Arctic Network (POJ 2349)

Description

The Department of National Defence (DND) wishes to connect several northern outposts by a wireless network. Two different communication technologies are to be used in establishing the network: every outpost will have a radio transceiver and some outposts will in addition have a satellite channel. 
Any two outposts with a satellite channel can communicate via the satellite, regardless of their location. Otherwise, two outposts can communicate by radio only if the distance between them does not exceed D, which depends of the power of the transceivers. Higher power yields higher D but costs more. Due to purchasing and maintenance considerations, the transceivers at the outposts must be identical; that is, the value of D is the same for every pair of outposts. 
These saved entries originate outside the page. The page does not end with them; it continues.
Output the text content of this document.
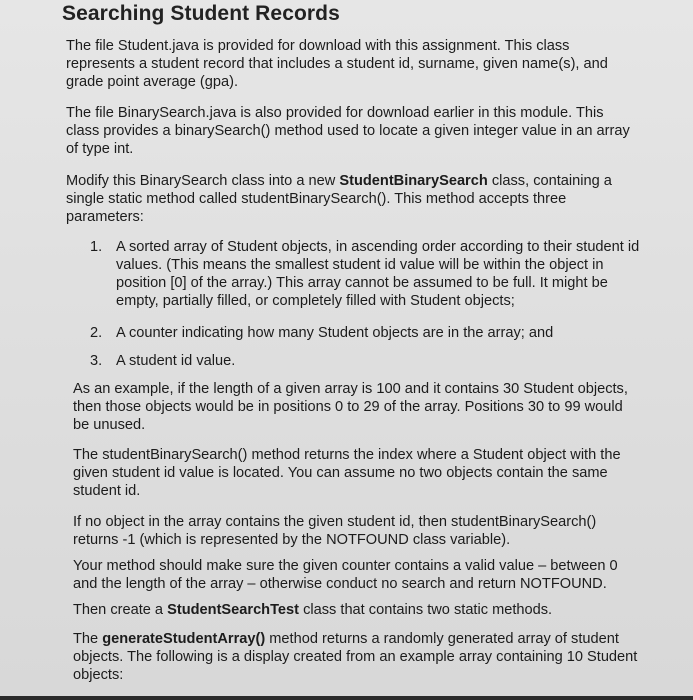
Searching Student Records

The file Student.java is provided for download with this assignment. This class
represents a student record that includes a student id, surname, given name(s), and
grade point average (gpa).

The file BinarySearch.java is also provided for download earlier in this module. This
class provides a binarySearch() method used to locate a given integer value in an array
of type int.

Modify this BinarySearch class into a new StudentBinarySearch class, containing a
single static method called studentBinarySearch(). This method accepts three
parameters:

1. A sorted array of Student objects, in ascending order according to their student id
values. (This means the smallest student id value will be within the object in
position [0] of the array.) This array cannot be assumed to be full. It might be
empty, partially filled, or completely filled with Student objects;
2. A counter indicating how many Student objects are in the array; and
3. A student id value.

As an example, if the length of a given array is 100 and it contains 30 Student objects,
then those objects would be in positions 0 to 29 of the array. Positions 30 to 99 would
be unused.

The studentBinarySearch() method returns the index where a Student object with the
given student id value is located. You can assume no two objects contain the same
student id.

If no object in the array contains the given student id, then studentBinarySearch()
returns -1 (which is represented by the NOTFOUND class variable).

Your method should make sure the given counter contains a valid value – between 0
and the length of the array – otherwise conduct no search and return NOTFOUND.

Then create a StudentSearchTest class that contains two static methods.

The generateStudentArray() method returns a randomly generated array of student
objects. The following is a display created from an example array containing 10 Student
objects:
Your job is to determine the minimum D required for the transceivers. There must be at least one communication path (direct or indirect) between every pair of outposts.

Input

The first line of input contains N, the number of test cases. The first line of each test case contains 1 <= S <= 100, the number of satellite channels, and S < P <= 500, the number of outposts. P lines follow, giving the (x,y) coordinates of each outpost in km (coordinates are integers between 0 and 10,000).

Output

For each case, output should consist of a single line giving the minimum D required to connect the network. Output should be specified to 2 decimal points.

Sample Input

1
2 4
0 100
0 300
0 600
150 750

Sample Output

212.13

#include <iostream>
#include <queue>
#include <algorithm>
#include <cstring>
#include <cmath>
#include <iomanip>
using namespace std;

/*
S棵卫星，P个村庄。有卫星的村庄间可以任意通信，否则村庄只能和距离小于D的村庄通信；
求出D的最小值；
显然D越小，就需要更大的卫星数量S；
S棵卫星的存在允许存在S个连通分量；
把最大的那S-1个连线砍掉，就形成S个联通分量，其中具有最小的D；
转为求第S长的连线；
可以用数组从小到大存储最小生成树的连线长度，共P-1条；
第S长的连线即数组的第P-S-1号元素；
*/

//可以使用更经常使用的向量形式加以实现；

int father[510]; //储存每个村庄的根；
double d[510]; //从大到小存储边的长度；
int m, k;
struct post
{
    double x, y;
}p[510];

struct edge{
    int u, v;
    double w;
}e[500000];

bool cmp(edge e1, edge e2)
{
    return e1.w < e2.w;
}

double dis(double x1, double y1, double x2, double y2)
{
    return sqrt((x1 - x2) * (x1 - x2) + (y1 - y2) * (y1 - y2));
}

void Init(int n)
{ //认己作父；
    for (int i = 1; i <= n; i++)
        father[i] = i;
}

int Find(int x)
{ //返回根节点；
    if (x != father[x])
        father[x] = Find(father[x]);
    return father[x];
}

void Merge(int a, int b)
{ //合并两个集合；
    int p = Find(a);
    int q = Find(b);
    if (p == q)
        return;
    father[p] = q;
}

void Kruskal(int n)
{ //将满足条件的边的长度放入数组d中；
    k = 0;
    for (int i = 0; i < m; i++)
    {
        if (Find(e[i].u) != Find(e[i].v))
        {
            Merge(e[i].u, e[i].v);
            d[k++] = e[i].w;
            n--;
            if (n == 1)
                return;
        }
    }
}

int main()
{
    int t, S, P;
    double x, y;
    cin >> t;
    while (t--)
    {
        m = 0;
        cin >> S >> P;
        Init(P);
        for (int i = 1; i <= P; i++)
        {
            cin >> p[i].x >> p[i].y;
        }
        for (int i = 1; i <= P; i++)
        {
            for (int j = i + 1; j <= P; j++)
            { //相当于edges.push_back()；
                e[m].u = i;
                e[m].v = j;
                e[m++].w = dis(p[i].x, p[i].y, p[j].x, p[j].y);
                e[m].u = j;
                e[m].v = i;
                e[m++].w = dis(p[i].x, p[i].y, p[j].x, p[j].y);
            }
        }
        sort(e, e+m, cmp);
        Kruskal(P);
        cout << fixed << setprecision(2) << d[P - S - 1] << endl;
    }
    return 0;
}